The construction components are fitting: Von Hasseln and his wife, Liz, are trained architects. They actually stumbled onto the Sugar Lab idea when they were experimenting with 3D-printer-friendly materials (sawdust, that kind of thing) for fabricating architectural models. “We tried sugar,” Kyle von Hasseln told me, “just because it was cheap—and then we realized that if we modified it, we could eat it.”
And what about making the eating … actually pleasant? How do you make construction materials taste good? “We got into the material science of it,” Von Hasseln says. “A chef probably could have gotten it really quickly,” he laughs, but it took him and Liz several tries, he says, before they got a formula that would combine structural integrity with good flavor.
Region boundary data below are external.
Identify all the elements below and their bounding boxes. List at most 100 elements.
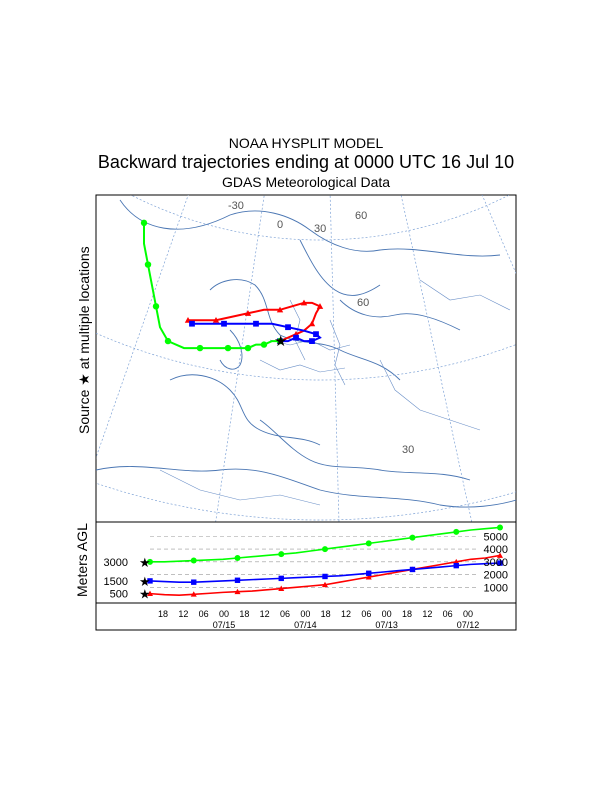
trajectory-point [224, 344, 232, 352]
chart-title: NOAA HYSPLIT MODEL [228, 135, 384, 151]
profile-point [234, 577, 241, 583]
profile-point [322, 573, 328, 580]
graticule [96, 195, 516, 522]
date-tick-label: 07/14 [294, 620, 317, 630]
grid-labels: -30 0 30 60 60 30 [228, 200, 414, 456]
chart-subtitle: Backward trajectories ending at 0000 UTC… [97, 152, 515, 172]
vertical-panel [95, 521, 517, 631]
borders [159, 279, 511, 506]
time-tick-label: 12 [422, 609, 432, 619]
profile-point [453, 528, 460, 535]
date-tick-label: 07/15 [213, 620, 236, 630]
time-tick-label: 06 [443, 609, 453, 619]
trajectory-point [313, 331, 319, 338]
profile-point [147, 590, 153, 597]
trajectory-point [308, 320, 316, 327]
map-basemap: -30 0 30 60 60 30 ★ [96, 195, 516, 522]
start-height-label: 3000 [104, 557, 128, 569]
trajectory-point [212, 317, 220, 323]
profile-point [365, 540, 372, 547]
profile-point [278, 575, 284, 582]
trajectory-point [276, 337, 284, 345]
profile-point [322, 581, 328, 588]
time-tick-label: 00 [382, 609, 392, 619]
vertical-gridlines [150, 536, 476, 588]
time-tick-label: 12 [260, 609, 270, 619]
trajectory-point [189, 320, 195, 327]
data-source: GDAS Meteorological Data [221, 174, 391, 190]
height-tick-label: 3000 [484, 557, 508, 569]
time-tick-label: 06 [199, 609, 209, 619]
date-tick-label: 07/12 [457, 620, 480, 630]
grid-label: 60 [355, 210, 367, 222]
height-tick-label: 1000 [484, 582, 508, 594]
start-star: ★ [139, 574, 151, 589]
grid-label: -30 [228, 200, 244, 212]
profile-point [365, 574, 372, 580]
profile-point [191, 579, 197, 585]
time-tick-label: 12 [178, 609, 188, 619]
profile-point [190, 591, 197, 597]
trajectory-point [276, 306, 284, 313]
profile-point [234, 555, 241, 561]
source-star: ★ [274, 333, 287, 350]
time-tick-label: 18 [239, 609, 249, 619]
trajectory-point [144, 261, 152, 268]
map-panel [95, 194, 517, 523]
trajectory-point [309, 338, 315, 344]
trajectory-layer: ★ [140, 219, 324, 352]
time-tick-label: 12 [341, 609, 351, 619]
profile-point [366, 570, 372, 576]
date-tick-label: 07/13 [375, 620, 398, 630]
trajectory-point [293, 334, 299, 341]
grid-label: 60 [357, 297, 369, 309]
trajectory-point [253, 320, 259, 327]
profile-point [497, 560, 503, 566]
trajectory-point [244, 344, 252, 352]
profile-point [453, 558, 460, 565]
trajectory-point [244, 310, 252, 316]
time-tick-label: 06 [361, 609, 371, 619]
profile-point [278, 551, 285, 558]
grid-label: 30 [314, 223, 326, 235]
vertical-profile-layer [147, 524, 503, 597]
time-tick-label: 18 [402, 609, 412, 619]
profile-point [234, 588, 241, 595]
profile-point [322, 546, 328, 553]
profile-point [409, 534, 416, 541]
profile-point [147, 578, 153, 584]
time-tick-label: 00 [300, 609, 310, 619]
time-tick-labels: 18 12 06 00 18 12 06 00 18 12 06 00 18 12 06 00 [158, 609, 473, 619]
start-height-labels: 500 ★ 1500 ★ 3000 ★ [104, 555, 151, 602]
trajectory-point [164, 337, 172, 345]
trajectory-point [221, 320, 227, 327]
profile-point [278, 585, 285, 591]
height-tick-label: 2000 [484, 570, 508, 582]
profile-point [190, 557, 197, 564]
trajectory-point [196, 344, 204, 352]
start-star: ★ [139, 587, 151, 602]
profile-point [497, 524, 503, 531]
height-tick-label: 4000 [484, 544, 508, 556]
start-height-label: 500 [110, 589, 128, 601]
trajectory-point [152, 303, 160, 310]
date-tick-labels: 07/15 07/14 07/13 07/12 [213, 620, 480, 630]
start-height-label: 1500 [104, 576, 128, 588]
height-tick-label: 5000 [484, 531, 508, 543]
grid-label: 30 [402, 444, 414, 456]
vertical-axis-label: Meters AGL [74, 523, 90, 597]
trajectory-point [285, 324, 291, 331]
profile-point [453, 562, 459, 569]
time-tick-label: 18 [158, 609, 168, 619]
time-tick-label: 06 [280, 609, 290, 619]
trajectory-point [316, 303, 324, 309]
time-tick-label: 18 [321, 609, 331, 619]
map-left-label: Source ★ at multiple locations [76, 246, 92, 434]
profile-point [409, 566, 416, 573]
coastlines [96, 199, 516, 508]
trajectory-point [300, 299, 308, 306]
grid-label: 0 [277, 219, 283, 231]
profile-point [497, 552, 503, 558]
So then … what do 3D-printed confections taste like? I sampled Sugar Lab’s chocolate offering. And the stuff tasted pretty much like traditionally manufactured chocolate does—except a little less sweet, a little bit drier, a little more crumbly. You know how chocolate, after it melts and rehardens, has a slightly different flavor and texture than it did before? The 3D-printed chocolate is like that.
But what it lacks in tastiness, it makes up for in prettiness. Imagine being served this towering thing for dessert.